Implications and Future Directions

The implications of this research are twofold. Practically, the reduction in necessary data quantities for fine-tuning has significant computational and cost advantages, particularly given the scale of many modern LLMs. Theoretically, this paper supports the hypothesis that much of LLM instruction-following capability stems from the pre-training phase, with minimal additional data required primarily for enabling learned knowledge activation.

Looking ahead, future developments could explore the applicability of the MoDS framework to other domains of LLM application beyond generic instruction-following. Additionally, the exploration of further optimization and automation within the MoDS framework could yield even more efficient data selection processes.
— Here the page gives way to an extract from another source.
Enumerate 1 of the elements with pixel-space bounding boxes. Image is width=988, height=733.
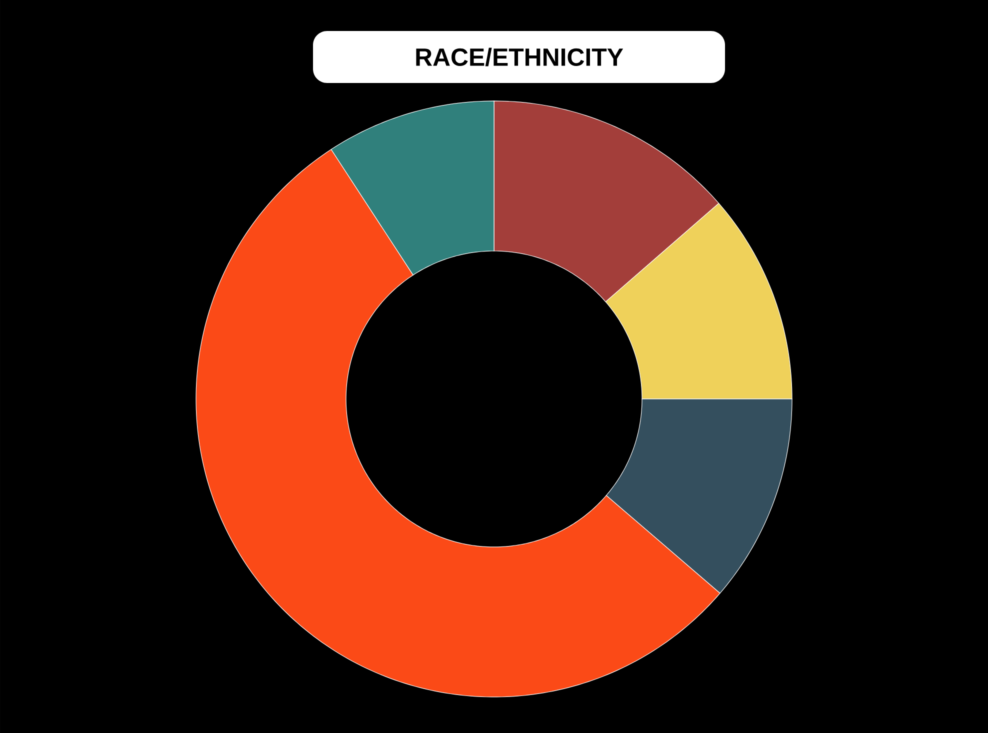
chart-title: RACE/ETHNICITY <box>416 48 624 66</box>
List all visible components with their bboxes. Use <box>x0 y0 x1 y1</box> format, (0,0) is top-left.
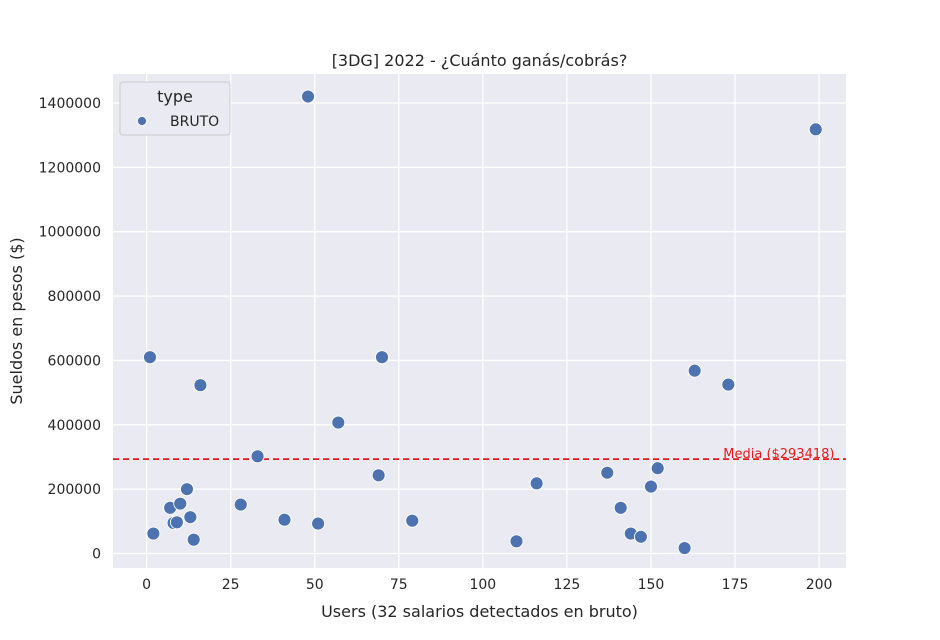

There is also intriguing potential in assessing how MoDS might adapt to or integrate emerging architectures and LLM paradigms.

In conclusion, the MoDS approach introduces a systematic and effective method for instruction data selection tailored to specific LLM capabilities, offering a significant contribution to the field of AI and machine learning by optimizing the balance between data quantity and quality needed for sophisticated language understanding.